Los abuelos son el barniz hecho calor y esperanza que da color al gigantesco cuadro del mundo que anda repleto de negros, blancos y grises. Los abuelos han sido siempre la ternura de las casas y las familias. Siempre. Pero nuestros abuelos de hoy son, además, especiales, únicos. Ellos son los que vivieron la asfixia de una posguerra de hambre y de miedo, de silencios y humillaciones, de manchas de sangre demasiado fresca. Ellos fueron testigos y sujetos activos de las emigraciones, de los trabajos mal remunerados, de las penurias para seguir viviendo... Pero ellos, pese a todo, fueron capaces de sacar a sus hijos adelante, dando cuanto pudieron por ellos, dejando incluso de soñar por ellos. Fueron los fuertes cimientos de hierro y hormigón para que el hogar no se derrumbara…  Y hoy, ahora, cuando en justicia ellos, los abuelos, deberían ser amablemente servidos y liberados definitivamente de las cargas y sacrificios del día a día, agravados además por esta crisis inventada por los poderosos para más arrancarnos las entrañas, se han vuelto a convertir en sostén, en base, en cadena, en ayuda económica, en refugio al que acuden muchos hijos e hijas para ser socorridos, para que sostengan parte de sus cargas, para que les sea un poco más fácil seguir caminando sin necesidad de pegarse un tiro en el alma.

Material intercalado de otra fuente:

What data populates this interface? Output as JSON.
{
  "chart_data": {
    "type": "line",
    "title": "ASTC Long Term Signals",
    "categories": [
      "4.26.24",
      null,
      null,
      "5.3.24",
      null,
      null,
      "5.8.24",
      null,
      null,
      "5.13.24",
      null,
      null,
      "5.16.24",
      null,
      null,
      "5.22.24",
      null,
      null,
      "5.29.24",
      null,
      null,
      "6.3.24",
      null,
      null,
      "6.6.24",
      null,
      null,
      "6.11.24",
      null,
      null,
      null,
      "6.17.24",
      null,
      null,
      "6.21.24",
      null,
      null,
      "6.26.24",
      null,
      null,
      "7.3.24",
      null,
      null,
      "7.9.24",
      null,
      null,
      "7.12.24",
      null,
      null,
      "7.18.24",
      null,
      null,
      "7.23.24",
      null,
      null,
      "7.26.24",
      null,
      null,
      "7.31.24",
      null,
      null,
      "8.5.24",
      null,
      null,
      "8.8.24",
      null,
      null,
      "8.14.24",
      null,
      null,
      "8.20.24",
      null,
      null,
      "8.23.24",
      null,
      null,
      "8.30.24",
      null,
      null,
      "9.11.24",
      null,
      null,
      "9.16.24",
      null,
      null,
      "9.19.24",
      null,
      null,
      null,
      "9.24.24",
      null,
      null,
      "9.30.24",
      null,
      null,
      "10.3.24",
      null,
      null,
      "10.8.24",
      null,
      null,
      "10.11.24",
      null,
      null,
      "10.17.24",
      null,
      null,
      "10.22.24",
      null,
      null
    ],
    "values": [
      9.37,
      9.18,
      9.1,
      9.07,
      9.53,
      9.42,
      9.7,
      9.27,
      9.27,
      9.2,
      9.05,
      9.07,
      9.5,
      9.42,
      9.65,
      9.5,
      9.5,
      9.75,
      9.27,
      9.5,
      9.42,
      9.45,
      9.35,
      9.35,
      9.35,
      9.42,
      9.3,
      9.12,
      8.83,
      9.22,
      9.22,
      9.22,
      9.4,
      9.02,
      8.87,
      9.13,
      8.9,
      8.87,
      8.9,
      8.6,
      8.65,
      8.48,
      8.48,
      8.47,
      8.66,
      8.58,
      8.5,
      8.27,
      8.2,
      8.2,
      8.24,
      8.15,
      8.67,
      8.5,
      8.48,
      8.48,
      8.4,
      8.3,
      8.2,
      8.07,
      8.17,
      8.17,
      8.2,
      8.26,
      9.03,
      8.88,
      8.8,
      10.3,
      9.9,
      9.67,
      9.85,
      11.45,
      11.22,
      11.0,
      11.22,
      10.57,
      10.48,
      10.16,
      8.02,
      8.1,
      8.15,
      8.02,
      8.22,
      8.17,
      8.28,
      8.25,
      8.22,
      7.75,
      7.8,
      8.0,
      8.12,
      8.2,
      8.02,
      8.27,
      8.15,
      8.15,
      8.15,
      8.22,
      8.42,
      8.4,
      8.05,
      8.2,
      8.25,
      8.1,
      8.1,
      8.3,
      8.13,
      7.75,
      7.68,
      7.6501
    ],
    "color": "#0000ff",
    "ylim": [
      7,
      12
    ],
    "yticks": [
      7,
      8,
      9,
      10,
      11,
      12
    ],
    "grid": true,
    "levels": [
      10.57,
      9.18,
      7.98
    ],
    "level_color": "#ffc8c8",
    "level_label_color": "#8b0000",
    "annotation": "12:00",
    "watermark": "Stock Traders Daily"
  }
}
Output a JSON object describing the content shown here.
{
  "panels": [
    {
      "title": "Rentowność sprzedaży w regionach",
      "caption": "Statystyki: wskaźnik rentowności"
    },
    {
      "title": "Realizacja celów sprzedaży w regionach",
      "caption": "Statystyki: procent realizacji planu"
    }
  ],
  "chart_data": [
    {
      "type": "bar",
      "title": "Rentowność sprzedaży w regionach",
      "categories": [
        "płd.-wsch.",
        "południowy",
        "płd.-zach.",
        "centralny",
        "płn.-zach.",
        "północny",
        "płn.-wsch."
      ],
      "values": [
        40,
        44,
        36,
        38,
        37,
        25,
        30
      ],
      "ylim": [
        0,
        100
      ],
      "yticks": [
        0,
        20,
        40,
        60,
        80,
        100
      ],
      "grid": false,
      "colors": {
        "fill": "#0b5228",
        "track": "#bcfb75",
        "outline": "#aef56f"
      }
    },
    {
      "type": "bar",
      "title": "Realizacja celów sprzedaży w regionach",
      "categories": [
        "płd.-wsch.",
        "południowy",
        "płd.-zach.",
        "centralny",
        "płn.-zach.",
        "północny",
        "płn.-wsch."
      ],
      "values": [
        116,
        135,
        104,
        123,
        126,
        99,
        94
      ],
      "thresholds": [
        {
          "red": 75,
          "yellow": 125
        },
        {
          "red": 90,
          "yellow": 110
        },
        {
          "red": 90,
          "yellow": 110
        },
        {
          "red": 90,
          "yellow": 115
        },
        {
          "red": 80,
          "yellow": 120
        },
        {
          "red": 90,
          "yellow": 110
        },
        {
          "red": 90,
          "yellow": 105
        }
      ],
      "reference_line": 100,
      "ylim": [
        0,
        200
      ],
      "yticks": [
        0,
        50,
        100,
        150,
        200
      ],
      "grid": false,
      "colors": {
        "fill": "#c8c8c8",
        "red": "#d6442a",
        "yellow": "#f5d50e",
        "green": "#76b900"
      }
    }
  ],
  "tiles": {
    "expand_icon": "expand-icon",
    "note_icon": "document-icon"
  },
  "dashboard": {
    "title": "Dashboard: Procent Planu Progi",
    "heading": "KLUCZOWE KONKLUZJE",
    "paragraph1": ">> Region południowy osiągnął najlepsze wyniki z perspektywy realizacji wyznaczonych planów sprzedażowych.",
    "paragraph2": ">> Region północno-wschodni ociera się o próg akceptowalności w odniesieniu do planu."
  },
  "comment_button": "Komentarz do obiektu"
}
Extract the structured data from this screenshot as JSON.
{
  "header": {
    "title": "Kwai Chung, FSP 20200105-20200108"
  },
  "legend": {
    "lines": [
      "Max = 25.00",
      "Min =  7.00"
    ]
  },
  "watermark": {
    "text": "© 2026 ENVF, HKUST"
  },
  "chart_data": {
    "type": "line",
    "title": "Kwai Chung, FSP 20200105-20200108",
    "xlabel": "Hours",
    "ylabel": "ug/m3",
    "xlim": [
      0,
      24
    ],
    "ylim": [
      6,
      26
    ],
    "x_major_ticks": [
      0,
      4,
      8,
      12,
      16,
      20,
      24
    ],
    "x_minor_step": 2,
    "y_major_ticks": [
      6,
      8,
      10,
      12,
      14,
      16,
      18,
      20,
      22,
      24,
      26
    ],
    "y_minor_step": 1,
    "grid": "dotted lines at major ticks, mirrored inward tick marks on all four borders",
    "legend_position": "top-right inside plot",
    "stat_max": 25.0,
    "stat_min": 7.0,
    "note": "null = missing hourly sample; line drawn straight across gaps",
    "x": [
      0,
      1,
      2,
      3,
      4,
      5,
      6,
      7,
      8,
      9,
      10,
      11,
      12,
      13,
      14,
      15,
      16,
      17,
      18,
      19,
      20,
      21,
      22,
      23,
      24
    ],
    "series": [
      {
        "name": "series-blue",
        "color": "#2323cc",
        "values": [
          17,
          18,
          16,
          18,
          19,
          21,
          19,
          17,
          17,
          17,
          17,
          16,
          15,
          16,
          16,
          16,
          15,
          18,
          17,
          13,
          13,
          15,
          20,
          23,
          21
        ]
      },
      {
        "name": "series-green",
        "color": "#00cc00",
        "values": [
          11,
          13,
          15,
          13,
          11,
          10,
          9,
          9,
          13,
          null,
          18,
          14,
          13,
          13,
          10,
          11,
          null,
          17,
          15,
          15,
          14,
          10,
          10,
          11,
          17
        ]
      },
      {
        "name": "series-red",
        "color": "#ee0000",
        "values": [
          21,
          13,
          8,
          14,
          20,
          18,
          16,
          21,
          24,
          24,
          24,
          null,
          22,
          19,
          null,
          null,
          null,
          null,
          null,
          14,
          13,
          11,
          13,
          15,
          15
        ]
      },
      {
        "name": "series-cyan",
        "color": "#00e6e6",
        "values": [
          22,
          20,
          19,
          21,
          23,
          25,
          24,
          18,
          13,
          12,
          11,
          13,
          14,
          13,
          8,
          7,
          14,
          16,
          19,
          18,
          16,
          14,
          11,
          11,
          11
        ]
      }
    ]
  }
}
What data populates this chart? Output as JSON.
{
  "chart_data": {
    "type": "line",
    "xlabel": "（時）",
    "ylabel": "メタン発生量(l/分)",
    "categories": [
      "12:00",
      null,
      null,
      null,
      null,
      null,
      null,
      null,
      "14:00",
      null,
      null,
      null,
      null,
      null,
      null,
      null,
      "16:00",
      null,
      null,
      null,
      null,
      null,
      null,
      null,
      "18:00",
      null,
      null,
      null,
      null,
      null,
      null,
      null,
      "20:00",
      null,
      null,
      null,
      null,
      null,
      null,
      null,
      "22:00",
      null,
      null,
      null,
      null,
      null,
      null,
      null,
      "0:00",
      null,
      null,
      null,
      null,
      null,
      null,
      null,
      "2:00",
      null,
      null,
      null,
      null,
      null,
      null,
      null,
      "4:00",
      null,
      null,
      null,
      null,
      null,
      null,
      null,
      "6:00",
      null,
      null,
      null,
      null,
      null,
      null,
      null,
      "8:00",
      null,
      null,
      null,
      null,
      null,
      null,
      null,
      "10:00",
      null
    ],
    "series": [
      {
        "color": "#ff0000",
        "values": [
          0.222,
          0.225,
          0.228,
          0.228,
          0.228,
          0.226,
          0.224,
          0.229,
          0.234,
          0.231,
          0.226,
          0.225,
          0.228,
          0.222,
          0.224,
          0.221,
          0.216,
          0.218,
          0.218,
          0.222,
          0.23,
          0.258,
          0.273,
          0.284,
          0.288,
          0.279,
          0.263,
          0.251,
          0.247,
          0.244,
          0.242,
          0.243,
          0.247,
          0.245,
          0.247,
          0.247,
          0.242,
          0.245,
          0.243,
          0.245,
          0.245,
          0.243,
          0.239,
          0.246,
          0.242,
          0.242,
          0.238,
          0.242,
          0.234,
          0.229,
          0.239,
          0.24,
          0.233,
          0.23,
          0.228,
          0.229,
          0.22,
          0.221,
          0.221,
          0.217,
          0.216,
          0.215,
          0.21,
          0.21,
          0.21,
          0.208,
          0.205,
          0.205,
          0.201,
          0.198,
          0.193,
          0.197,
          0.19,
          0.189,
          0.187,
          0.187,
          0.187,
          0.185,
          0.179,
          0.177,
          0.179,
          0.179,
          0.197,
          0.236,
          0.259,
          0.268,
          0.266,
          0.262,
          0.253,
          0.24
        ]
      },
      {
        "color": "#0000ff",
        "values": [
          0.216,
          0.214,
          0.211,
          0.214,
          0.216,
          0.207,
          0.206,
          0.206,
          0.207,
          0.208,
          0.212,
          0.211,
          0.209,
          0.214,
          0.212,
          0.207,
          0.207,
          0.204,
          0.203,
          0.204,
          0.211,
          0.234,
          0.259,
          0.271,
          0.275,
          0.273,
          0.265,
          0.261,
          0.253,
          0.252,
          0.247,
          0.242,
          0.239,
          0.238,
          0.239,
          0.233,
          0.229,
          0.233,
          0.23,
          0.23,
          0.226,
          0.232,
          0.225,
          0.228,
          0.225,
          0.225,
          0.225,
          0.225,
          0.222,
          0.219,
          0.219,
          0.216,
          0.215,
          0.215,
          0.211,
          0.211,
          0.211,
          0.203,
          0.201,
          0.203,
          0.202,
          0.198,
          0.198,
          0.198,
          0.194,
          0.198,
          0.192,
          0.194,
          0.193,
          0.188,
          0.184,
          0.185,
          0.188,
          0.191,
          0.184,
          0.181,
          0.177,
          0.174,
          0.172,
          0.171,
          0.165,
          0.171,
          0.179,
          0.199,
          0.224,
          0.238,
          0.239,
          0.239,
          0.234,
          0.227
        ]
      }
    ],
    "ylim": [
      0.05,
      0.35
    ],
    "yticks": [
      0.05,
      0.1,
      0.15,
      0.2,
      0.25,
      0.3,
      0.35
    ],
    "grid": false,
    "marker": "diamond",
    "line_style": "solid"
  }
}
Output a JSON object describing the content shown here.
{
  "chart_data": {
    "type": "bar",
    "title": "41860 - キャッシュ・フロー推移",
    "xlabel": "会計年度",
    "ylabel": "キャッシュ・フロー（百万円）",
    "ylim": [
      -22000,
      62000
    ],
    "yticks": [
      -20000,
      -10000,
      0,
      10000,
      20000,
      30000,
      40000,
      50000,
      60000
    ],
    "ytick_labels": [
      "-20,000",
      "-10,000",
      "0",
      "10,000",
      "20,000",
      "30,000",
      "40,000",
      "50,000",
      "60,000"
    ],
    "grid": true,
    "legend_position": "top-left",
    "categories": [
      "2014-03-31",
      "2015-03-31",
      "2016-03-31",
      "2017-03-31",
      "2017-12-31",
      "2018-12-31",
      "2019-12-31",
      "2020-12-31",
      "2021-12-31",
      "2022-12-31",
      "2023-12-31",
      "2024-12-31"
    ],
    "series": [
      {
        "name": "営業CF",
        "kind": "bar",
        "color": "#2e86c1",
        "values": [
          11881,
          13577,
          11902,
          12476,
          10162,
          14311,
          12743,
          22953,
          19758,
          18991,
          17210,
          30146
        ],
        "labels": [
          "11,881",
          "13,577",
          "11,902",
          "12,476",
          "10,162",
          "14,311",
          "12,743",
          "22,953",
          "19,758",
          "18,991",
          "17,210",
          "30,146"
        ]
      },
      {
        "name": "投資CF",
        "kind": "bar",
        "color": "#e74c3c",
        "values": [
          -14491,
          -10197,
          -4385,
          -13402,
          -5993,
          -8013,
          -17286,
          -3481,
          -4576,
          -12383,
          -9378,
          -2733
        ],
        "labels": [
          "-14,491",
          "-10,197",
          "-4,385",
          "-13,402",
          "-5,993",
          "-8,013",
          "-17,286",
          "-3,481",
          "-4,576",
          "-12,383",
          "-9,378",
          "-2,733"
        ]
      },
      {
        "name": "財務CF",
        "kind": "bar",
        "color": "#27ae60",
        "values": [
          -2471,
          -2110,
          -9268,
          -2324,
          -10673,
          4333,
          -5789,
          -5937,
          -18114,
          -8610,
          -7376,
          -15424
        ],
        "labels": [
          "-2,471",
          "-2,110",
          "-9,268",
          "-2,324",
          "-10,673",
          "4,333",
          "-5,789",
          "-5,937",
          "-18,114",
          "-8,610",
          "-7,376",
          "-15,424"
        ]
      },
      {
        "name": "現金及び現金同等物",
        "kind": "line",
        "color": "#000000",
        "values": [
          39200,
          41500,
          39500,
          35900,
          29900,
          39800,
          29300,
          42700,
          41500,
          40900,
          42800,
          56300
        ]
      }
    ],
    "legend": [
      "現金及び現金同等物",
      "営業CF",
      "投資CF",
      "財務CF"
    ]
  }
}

Reconocidos sean, por lo tanto, esos abuelos de ayer y, sobre todo, de hoy que renunciaron y renuncian a su júbilo de comodidades y ocios para beneficio de sus hijos y nietos necesitados. Reconocidos sean, aunque ellos no necesitan ser pagados, porque quien hace las cosas por amor, ya, en ese mismo amor, tiene la más hermosa recompensa.